German Business Chief Calls Possibility of Post-Brexit Barriers "Very, Very Foolish"
Wednesday, June 22, 2016
As we approach what I hope will be our Independence Day, I am delighted to read that the very thing that I have been saying to my German, French and Polish friends for months is now being said by Markus Kerber, the head of the German equivalent of Britain's CBI.
Imposing trade barriers, imposing protectionist measures between our two countries – or between the two political centres, the European Union on the one hand and the UK on the other – would be a very, very foolish thing in the 21st century. The BDI would urge politicians on both sides to come up with a trade regime that enables us to uphold and maintain the levels of trade we have
There is a school of continental thought that sees trade as the continuation of war by other means. It is one of the ways I differ most strongly from my many continental friends who have been telling me how Germany and France will "punish" Britain if we dare to leave the European Union. My response has been twofold. Firstly to point out that it's like telling an unhappy wife that she'll be beaten up if she sues for divorce. It's unlikely to make her love her man again.
Secondly, I have pointed out that if Frau Merkel wants revenge (and she does have form – during the Greek crisis – for saying – ridiculously and in Putinesque style – that politics has primacy over economics) then her business community won't let her.

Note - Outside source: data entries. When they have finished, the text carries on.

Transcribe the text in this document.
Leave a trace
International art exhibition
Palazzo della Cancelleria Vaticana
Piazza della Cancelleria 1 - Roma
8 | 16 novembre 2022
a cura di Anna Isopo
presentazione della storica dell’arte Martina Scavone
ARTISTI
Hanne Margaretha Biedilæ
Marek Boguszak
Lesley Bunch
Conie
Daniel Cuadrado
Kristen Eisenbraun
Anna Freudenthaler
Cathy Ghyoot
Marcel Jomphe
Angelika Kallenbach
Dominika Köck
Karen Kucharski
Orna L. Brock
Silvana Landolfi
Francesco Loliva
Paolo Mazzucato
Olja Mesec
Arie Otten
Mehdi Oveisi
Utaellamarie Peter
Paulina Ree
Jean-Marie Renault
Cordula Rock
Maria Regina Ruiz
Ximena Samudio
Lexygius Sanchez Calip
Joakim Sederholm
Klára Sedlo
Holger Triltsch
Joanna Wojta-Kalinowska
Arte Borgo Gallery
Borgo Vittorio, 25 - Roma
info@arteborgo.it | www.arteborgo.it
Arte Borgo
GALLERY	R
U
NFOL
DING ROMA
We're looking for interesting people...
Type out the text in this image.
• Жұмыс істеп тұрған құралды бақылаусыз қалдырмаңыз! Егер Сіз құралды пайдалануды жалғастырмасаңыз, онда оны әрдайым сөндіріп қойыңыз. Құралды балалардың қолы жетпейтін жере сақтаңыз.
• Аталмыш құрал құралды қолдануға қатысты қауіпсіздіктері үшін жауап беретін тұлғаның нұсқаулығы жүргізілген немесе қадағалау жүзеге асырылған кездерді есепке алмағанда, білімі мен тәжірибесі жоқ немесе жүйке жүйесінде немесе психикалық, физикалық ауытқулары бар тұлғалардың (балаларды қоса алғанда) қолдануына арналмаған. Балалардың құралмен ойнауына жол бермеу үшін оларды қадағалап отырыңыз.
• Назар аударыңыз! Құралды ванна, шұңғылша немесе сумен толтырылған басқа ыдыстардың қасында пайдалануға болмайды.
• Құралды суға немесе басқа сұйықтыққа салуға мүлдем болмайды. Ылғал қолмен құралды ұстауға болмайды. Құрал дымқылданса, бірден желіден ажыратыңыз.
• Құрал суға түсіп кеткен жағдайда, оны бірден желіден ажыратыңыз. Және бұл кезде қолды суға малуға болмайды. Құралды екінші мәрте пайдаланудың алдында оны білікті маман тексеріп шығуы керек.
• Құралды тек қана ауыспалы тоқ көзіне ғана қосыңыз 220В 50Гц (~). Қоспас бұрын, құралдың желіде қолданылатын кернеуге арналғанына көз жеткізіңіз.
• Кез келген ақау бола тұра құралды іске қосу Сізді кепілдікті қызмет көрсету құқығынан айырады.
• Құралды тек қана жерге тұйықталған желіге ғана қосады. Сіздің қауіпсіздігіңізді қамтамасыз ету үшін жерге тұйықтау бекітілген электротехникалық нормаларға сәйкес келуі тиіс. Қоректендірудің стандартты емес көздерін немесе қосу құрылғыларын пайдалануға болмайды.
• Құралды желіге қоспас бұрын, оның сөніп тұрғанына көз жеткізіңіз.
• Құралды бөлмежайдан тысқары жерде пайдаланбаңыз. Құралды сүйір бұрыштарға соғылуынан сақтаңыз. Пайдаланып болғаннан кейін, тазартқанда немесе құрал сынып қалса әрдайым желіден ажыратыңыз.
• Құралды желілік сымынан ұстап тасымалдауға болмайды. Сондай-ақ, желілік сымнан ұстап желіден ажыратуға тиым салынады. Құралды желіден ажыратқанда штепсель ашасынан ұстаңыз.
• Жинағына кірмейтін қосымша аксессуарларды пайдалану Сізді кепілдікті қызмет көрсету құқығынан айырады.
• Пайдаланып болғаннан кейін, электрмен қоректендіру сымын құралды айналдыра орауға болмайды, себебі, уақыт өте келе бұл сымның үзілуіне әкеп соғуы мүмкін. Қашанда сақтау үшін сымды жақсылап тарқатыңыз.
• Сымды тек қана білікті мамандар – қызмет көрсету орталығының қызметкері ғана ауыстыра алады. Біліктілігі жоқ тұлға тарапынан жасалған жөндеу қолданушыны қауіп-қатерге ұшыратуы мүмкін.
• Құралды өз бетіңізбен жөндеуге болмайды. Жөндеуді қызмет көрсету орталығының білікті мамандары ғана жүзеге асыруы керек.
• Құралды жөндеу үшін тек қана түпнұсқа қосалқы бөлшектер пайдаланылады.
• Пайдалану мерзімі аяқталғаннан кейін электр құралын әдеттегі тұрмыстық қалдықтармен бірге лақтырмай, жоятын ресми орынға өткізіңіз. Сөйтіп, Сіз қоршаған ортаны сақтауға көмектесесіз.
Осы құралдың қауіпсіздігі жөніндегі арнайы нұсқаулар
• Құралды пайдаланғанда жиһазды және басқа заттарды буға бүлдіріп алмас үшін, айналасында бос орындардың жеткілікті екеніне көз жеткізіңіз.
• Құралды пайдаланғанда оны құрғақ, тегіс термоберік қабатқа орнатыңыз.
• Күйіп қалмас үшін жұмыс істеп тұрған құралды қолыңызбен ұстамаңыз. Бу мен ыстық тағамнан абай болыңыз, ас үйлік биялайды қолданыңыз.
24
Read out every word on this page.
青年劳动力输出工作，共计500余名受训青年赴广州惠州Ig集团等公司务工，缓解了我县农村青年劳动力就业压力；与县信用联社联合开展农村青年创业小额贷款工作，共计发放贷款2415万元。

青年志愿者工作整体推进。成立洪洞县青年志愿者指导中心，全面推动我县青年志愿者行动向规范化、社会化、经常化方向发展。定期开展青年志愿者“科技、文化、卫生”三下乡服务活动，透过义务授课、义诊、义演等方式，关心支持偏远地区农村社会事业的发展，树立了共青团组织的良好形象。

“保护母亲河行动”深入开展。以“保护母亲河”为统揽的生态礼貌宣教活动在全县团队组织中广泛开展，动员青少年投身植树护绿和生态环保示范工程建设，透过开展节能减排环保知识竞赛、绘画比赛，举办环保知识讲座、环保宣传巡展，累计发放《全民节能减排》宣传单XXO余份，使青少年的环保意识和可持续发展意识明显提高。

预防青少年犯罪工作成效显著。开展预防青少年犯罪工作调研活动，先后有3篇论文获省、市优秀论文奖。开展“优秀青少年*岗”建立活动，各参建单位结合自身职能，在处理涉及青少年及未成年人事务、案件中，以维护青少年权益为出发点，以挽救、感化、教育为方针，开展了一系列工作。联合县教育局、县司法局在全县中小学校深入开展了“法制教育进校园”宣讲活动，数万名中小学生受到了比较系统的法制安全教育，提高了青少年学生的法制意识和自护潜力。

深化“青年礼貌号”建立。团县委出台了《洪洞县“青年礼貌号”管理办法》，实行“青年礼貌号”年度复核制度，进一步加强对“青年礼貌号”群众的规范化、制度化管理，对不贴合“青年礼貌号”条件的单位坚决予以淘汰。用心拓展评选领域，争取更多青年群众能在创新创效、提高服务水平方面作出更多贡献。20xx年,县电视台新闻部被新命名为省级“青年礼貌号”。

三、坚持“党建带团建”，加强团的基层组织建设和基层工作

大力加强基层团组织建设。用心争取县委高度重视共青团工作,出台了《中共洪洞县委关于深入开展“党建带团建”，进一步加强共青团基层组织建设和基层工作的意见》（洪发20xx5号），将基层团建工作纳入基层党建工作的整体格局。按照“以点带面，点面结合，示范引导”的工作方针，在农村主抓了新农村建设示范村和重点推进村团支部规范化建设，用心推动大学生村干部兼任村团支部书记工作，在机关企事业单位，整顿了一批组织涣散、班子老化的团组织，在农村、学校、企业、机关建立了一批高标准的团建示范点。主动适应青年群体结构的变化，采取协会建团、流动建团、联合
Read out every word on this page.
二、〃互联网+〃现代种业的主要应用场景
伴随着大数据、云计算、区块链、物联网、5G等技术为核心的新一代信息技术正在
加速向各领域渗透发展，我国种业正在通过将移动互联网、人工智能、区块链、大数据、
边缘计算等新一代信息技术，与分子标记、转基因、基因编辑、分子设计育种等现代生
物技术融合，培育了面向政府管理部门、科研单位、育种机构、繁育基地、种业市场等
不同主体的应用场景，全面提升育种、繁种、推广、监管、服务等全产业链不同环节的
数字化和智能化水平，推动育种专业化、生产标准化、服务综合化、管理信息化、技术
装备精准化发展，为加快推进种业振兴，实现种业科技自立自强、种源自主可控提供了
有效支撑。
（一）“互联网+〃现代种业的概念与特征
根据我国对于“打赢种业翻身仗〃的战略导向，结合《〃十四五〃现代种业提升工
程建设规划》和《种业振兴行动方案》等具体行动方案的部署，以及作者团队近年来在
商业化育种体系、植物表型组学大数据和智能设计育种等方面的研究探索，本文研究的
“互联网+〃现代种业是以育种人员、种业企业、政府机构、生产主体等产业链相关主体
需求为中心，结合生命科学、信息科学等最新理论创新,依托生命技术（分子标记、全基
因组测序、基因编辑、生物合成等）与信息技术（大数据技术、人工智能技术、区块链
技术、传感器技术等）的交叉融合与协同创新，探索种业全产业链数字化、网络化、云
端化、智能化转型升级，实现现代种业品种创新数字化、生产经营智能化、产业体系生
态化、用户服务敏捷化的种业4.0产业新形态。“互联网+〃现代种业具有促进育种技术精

Britain buys 20% of the production of the German automotive industry. The minute she kicked off, the CEOs of Mercedes, Audi, Porsche and Volkswagen would be knocking on her door. Herr Kerber seems to be knocking already on their behalf.
I don't want to impose new tariffs after Brexit. I believe in free trade. I believe in it enough to practise it unilaterally. If the EU imposes tariffs on us (and their scope for that is limited to motor cars and agriculture because of the work of the World Trade Organisation in recent years) and we match them (as we probably would in the world of practical politics) they would hurt themselves more than us because we are bigger customers of theirs, than they are of ours.
At least that's so when it comes to trade in physical goods – the old-fashioned "metal bashing", olive growing and cheese-making that they go in for. As for trade in services, where we are Europe's, if not the world's, market leaders, they have excluded it from the Single Market anyway. Why? Because – while calling for us to make noble sacrifices in the cause of the European Project – they consistently play it as a viciously cynical game for their advantage.
Rather like my metaphorical abusive husband, actually.